Garbage patch: 22 year study collects data

December 06, 2015

Woods Hole (Bernd F. Laeschke – 19.08.2010): Scientists are still trying to figure out how large amounts of marine debris accumulate in certain parts of the ocean and end up floating within the North Atlantic and North Pacific Gyre. The North Atlantic Gyre is estimated to be hundreds of miles (kilometers) across in size, with a density of several hundred thousand pieces of debris per square mile (kilometer). The Sea Education Society (SEA) has conducted extensive research on the Atlantic Garbage Patch. Over a 22 year period, nearly 7,000 students dragged 6,100 fine meshed nets through the Atlantic to collect and study the debris.

Based on the data collected since 1988, a team of researchers from SEA, the Woods Hole Oceanographic Institution (WHOI), and the University of Hawaii (UH) published a scientific paper. A previously undefined expanse of the western North Atlantic has been found to contain high concentrations of plastic debris, comparable to those observed in the region of the Pacific commonly referred to as the "Great Pacific Garbage Patch."

More than 64,000 individual plastic pieces were collected at 6,100 locations sampled every year over the course of the study. The scientists and volunteers used surface plankton nets to collect plastic debris as well as biological organisms at each station.

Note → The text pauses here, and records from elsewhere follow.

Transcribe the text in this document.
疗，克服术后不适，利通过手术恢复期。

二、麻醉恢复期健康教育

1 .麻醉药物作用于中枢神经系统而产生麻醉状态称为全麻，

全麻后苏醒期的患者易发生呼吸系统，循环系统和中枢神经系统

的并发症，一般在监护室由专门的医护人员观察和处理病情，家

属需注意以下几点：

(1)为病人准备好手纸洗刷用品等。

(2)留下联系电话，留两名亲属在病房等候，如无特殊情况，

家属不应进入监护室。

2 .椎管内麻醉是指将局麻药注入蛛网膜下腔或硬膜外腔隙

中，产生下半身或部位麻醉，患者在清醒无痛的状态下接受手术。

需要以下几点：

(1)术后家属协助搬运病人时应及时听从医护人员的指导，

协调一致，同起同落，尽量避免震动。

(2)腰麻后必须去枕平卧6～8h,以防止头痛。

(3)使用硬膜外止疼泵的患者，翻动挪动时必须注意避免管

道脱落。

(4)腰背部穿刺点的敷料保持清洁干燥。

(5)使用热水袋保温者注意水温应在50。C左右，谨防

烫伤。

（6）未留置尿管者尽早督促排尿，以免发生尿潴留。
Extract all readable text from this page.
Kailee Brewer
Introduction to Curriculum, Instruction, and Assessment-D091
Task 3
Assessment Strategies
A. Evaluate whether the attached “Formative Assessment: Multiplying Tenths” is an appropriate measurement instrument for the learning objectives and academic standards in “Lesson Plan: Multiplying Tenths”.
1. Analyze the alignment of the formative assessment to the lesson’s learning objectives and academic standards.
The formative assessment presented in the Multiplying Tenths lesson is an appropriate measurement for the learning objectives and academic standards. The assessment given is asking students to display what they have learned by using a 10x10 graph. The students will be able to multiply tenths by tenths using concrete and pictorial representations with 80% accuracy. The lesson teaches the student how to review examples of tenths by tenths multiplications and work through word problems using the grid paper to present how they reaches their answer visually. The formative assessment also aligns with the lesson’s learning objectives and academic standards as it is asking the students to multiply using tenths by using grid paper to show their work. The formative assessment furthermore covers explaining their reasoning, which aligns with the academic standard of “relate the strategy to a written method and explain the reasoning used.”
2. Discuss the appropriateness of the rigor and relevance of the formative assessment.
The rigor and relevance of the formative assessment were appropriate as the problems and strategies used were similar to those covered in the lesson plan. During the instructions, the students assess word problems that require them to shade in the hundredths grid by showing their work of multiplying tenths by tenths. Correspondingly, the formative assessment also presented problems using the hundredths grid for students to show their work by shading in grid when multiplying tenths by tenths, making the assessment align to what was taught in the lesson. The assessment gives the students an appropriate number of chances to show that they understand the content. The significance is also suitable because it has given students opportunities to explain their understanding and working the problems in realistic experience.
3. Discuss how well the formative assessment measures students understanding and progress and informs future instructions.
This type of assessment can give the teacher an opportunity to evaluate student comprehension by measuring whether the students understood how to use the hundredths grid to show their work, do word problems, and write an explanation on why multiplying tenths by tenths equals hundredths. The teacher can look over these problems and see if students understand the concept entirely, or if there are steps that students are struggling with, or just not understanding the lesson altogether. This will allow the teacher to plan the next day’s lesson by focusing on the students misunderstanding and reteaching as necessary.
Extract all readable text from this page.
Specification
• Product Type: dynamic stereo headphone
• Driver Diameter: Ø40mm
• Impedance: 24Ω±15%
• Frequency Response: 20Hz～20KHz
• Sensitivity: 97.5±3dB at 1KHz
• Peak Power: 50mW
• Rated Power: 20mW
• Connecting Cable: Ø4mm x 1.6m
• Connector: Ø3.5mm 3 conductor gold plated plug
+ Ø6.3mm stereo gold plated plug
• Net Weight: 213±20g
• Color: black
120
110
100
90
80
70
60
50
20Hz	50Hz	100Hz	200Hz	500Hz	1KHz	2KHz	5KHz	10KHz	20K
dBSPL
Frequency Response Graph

The highest concentrations of plastic were observed in a region centered roughly at the latitude of Atlanta, GA. Numerical model simulations by Nikolai Maximenko (UH) explain why surface currents cause the plastic to accumulate in this region.

“Not only does this important data set provide the first rigorous scientific estimate of the extent and amount of floating plastic at an ocean-basin scale, but the data also confirm that basic ocean physics explains why the plastic accumulates in this region so far from shore,” said SEA scientist Kara Lavender Law, the Science paper's lead author.

One surprising finding is that the concentration of floating plastic debris has not increased during the 22-year period of the study, despite the fact that the plastic disposal has increased substantially. The whereabouts of the ‘missing plastic’ is unknown.

“The analysis presented in this Science article provides a robust scientific description of the extent of plastic pollution to date, which can be used to make better management and policy decisions, and to inform popular perceptions of this issue,” said SEA Dean Paul Joyce.

A companion study published this week in Marine Pollution Bulletin details the characteristics of the plastic debris collected in these tows. Most of the plastic is millimeters in size and consists of polyethylene or polypropylene, materials that float in seawater. There is evidence that biological growth may alter the physical characteristics of the plastic over time, perhaps causing it to sink.

“I think some of the big questions are colonization: who actually lives on these pieces of plastic?” said Chris Reddy of WHOI, who was co-author on both papers. “To what extent are ocean currents moving the small life on these plastic particles around the ocean?”